Oh and here’s where it actually gets bad.  If the nerve gets bruised or damaged somehow during surgery i could lose most of the feeling in my left lower jaw for quite some time!  All the way to my lower lip.  WTF?!?!  Oh and i can’t sue because i signed a form that i understand the risks and all.  Geez!  Not that I’m looking to sue or anything but still GEEZ!  What am i about to ask my parents to pay for?!

So I’m wracked with doubt, guilt, and no assurance whatsoever.  After I eat I will probably take some more Aleve, just wait, and pray.  I have surgery at 7:30 A.M. tomorrow so i can’t eat or drink anything after 12 A.M. tonight, and as i mentioned the pain pills seem to wear off if i start to get seriously hungry.  My only hope is i sleep until about 5:45 A.M. and can make it through until the surgery.  So I’m going to stuff food down my gut until i go to sleep which may be in the next hour or two.
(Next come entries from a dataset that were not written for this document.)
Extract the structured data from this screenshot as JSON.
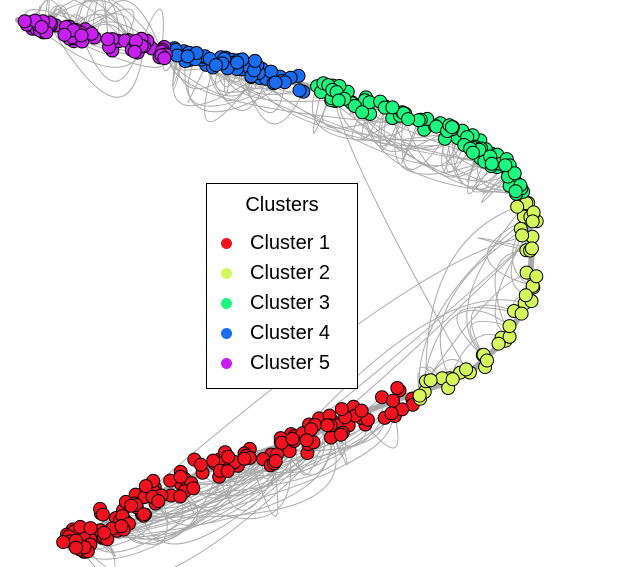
{
  "legend": {
    "title": "Clusters",
    "items": [
      {
        "label": "Cluster 1",
        "color": "#f0121f"
      },
      {
        "label": "Cluster 2",
        "color": "#d6f75b"
      },
      {
        "label": "Cluster 3",
        "color": "#1cf77f"
      },
      {
        "label": "Cluster 4",
        "color": "#1a6cf0"
      },
      {
        "label": "Cluster 5",
        "color": "#c81ff0"
      }
    ]
  },
  "edge_color": "#aaaaaa"
}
After the surgery I’ll be out of it for the rest of Friday and maybe some of Saturday.  Suffice to say, Friday will be a total blur and I’ll have almost no memory of that day at all.  Saturday will hopefully be better.  I can only pray for the best.  I feel like I’m writing some kind of last will and testament here, but i know its just for memories sake, so I’ll know and understand why i did what i did and what the consequences are.  I’ll post a update as i feel better or feel the need to.  Just keep me in your prayers folks.  I am going to need them.